Additionally, the three guiding principles that will drive the district’s approach to budget reductions are minimizing impact on school-based staff salaries, prioritizing central office reductions and preserving the student experience.
Who could be affected?
On average, most districts allocate 85% of their budgets towards paying staff. Even though Yearwood went on record during one of his Community Conversations presentations saying that JCPS would avoid touching teacher’s salaries, he later said “layoffs are not off the table.”
The other 15% of budgets goes towards any other classroom related expenses. This is defined by respect to the operation of a school facility. This includes repair expenses, administrative and legal expenses, miscellaneous operating expenses, advertising costs, the cost of materials and supplies used for current operations, the cost of vehicles and equipment leases and service contracts.
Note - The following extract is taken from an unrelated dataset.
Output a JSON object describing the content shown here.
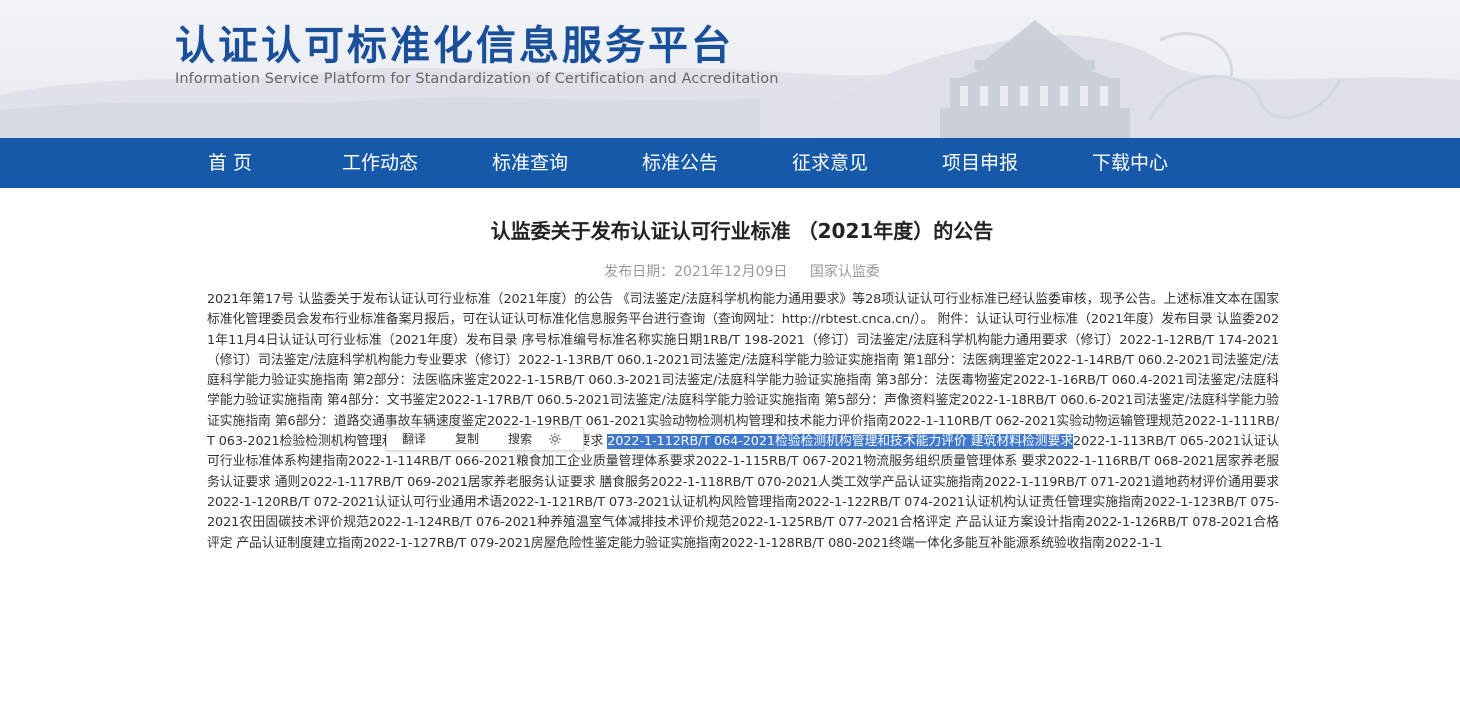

Costs regarding these topics would most likely be impacted by the reduction of funding towards these programs. That would entail less maintenance on school buildings or vehicles, reduced grants towards supplies, less updates on school issued equipment and other such items that require board funding.
Anything left over from the last 15% goes into extracurricular activities like clubs and sports. School boards fund co-curricular activities (school-related activities outside of the classroom that add value to school), district directed activities, public and nonpublic activity funds and extra classroom activity funds. Since the last bit of funding goes towards these subjects, they will most likely see the most impact. This could lead to the limitations on extracurricular activities for students, later elimination of postseason opportunities for certain athletics and more pressure on teams to buy their own equipment.
A draft budget will be made in January 2026 and a tentative budget will be adopted in May, which is required by law so schools can prepare for the school year. If JCPS does not get the required funds, the district may be dissolved under state law.